The Bloody Lioness
How satisfying it must be to grow up with the knowledge that there is a remarkable woman among your forebears. When you come from a family with the lineage of Astrid de Belleville’s, it’s perhaps not surprising that she chose to become a medieval historian – the de Bellevilles can be traced back to at least the ninth century. Astrid was six when she discovered that her ancestor Jeanne de Belleville had been a pirate; that was it: her future course was set.
Needless to say, her research into the period has been an ongoing process of trying to disentangle the truth from all the legends about Jeanne.
What has been established as fact is that she was born around 1300 to a family that owned significant amounts of land in Poitou, in western France, and a fortune based on harvesting salt in Noirmoutier. In 1330 she married Olivier de Clisson, the lord of an independent duchy in in Brittany. It may have been a commercial and political alliance as much as a marriage, but two children followed fairly swiftly. Nevertheless, Jeanne didn’t hesitate to sue Olivier when he failed to stump up the annuity that had been promised to her as part of the marriage contract. Jeanne won the case, but there were no hard feelings, and two more children appeared soon after.
But it all came unstuck from 1341 onwards, when the Duke of Brittany died without leaving an heir, and Kings Edward III of England and Philippe IV of France began to scrap over the duchy via their proxies. To begin with Olivier de Clisson supported Phillipe, but the French king somehow managed to alienate his supporters in the west of France and Olivier switched sides. During a period of truce, he was foolish enough to go to Paris for a big tournament, whereupon Philippe had him arrested in front of the multitudes, shut up in the Chatelet prison for months, and then beheaded in August 1343. Olivier’s head was sent to Nantes to be displayed on a pike.

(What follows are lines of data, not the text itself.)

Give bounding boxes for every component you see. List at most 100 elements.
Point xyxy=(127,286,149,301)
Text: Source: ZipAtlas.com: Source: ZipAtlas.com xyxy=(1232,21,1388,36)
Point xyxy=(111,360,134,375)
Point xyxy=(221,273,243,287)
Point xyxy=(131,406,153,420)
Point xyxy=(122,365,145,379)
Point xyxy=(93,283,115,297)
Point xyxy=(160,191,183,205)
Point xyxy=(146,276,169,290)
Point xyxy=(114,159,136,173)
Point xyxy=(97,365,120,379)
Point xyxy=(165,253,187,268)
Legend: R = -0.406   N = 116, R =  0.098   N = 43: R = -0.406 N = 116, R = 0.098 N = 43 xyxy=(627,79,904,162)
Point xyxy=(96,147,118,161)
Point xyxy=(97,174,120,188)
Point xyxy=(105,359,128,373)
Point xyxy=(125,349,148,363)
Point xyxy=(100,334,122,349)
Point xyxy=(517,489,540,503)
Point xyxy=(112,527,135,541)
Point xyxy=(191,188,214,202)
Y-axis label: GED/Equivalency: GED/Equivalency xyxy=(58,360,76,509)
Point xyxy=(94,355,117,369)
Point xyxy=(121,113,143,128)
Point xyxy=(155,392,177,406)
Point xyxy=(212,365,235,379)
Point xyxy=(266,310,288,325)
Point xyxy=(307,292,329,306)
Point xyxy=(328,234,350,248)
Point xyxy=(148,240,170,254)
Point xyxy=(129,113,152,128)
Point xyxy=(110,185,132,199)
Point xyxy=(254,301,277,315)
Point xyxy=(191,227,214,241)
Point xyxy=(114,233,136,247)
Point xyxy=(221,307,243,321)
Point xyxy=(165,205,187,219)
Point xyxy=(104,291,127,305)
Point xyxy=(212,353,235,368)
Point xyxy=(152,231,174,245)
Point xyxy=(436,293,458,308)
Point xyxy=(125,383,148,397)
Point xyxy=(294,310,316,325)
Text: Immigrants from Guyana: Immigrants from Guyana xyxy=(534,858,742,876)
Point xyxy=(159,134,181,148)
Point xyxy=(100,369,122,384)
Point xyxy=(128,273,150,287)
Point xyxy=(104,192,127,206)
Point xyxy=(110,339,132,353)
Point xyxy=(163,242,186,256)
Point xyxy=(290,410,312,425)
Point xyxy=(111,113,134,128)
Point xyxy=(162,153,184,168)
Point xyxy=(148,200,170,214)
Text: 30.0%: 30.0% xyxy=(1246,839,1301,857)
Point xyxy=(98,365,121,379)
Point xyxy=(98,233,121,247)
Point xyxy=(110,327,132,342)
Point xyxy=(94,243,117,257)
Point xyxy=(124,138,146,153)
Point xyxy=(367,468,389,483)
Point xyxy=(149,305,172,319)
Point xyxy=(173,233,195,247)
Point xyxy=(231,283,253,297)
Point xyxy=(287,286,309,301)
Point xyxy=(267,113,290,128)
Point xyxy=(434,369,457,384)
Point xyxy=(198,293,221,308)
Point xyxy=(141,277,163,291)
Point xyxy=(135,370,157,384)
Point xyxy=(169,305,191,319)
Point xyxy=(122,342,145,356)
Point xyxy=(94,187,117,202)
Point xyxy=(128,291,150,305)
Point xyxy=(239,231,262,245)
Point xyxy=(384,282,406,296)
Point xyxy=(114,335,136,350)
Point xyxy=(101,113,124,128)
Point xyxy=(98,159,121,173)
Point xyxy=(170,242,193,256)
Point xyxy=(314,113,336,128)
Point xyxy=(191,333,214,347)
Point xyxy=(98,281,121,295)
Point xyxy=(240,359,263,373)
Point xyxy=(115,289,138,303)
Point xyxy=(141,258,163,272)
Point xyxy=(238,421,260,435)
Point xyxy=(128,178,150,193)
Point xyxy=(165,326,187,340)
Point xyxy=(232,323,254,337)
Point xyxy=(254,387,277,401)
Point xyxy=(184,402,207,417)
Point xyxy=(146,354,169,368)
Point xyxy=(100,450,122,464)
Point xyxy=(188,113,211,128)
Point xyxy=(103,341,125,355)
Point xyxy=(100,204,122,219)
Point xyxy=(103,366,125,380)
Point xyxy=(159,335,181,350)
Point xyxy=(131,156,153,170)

Jeanne was not going to take this lying down. After delivering a bloodcurdling speech to her children in front of Olivier’s head, she rallied 400 troops and attacked the castle of a French loyalist: she presented herself as a social caller, but as soon as the gates were thrown open, the warriors she had concealed in the bushes rushed in and massacred the 800 inhabitants of the castle.
Jeanne fled France to place herself and her children under the protection of Edward III – and this is where the piracy comes in. Over a number excursions on the high seas she apparently killed numerous French merchants – quite why she felt moved to do this is unclear. Was she defending her honour? Was she trying to seize their cargo so as to replenish the family coffers? Was it ‘commerce raiding’, designed to intimidate and to disrupt the enemy’s logistics and supply?
Unfortunately – or perhaps fortunately, for the bit players concerned – none of the most lurid events in the last two paragraphs can be verified. There are no references to them in any contemporaneous documents, and it’s not until the nineteenth century that these details emerge.
Whatever happened during the Channel crossings, it wasn’t enough to put off Edward III. He facilitated a mutually convenient marriage between Jeanne and one Walter Bentley, whom the king installed as governor of Brittany. It took another court case for Jeanne to get her lands back, but she liked litigation and was good at it.
The piracy, if it ever existed, seems to have been a bit of an improvised side-hustle, the ‘bloody lioness’ tag notwithstanding. Jeanne’s real metier was defending and restoring the family name and fortune. The present town hall of Belleville is built on the site of de Belleville castle.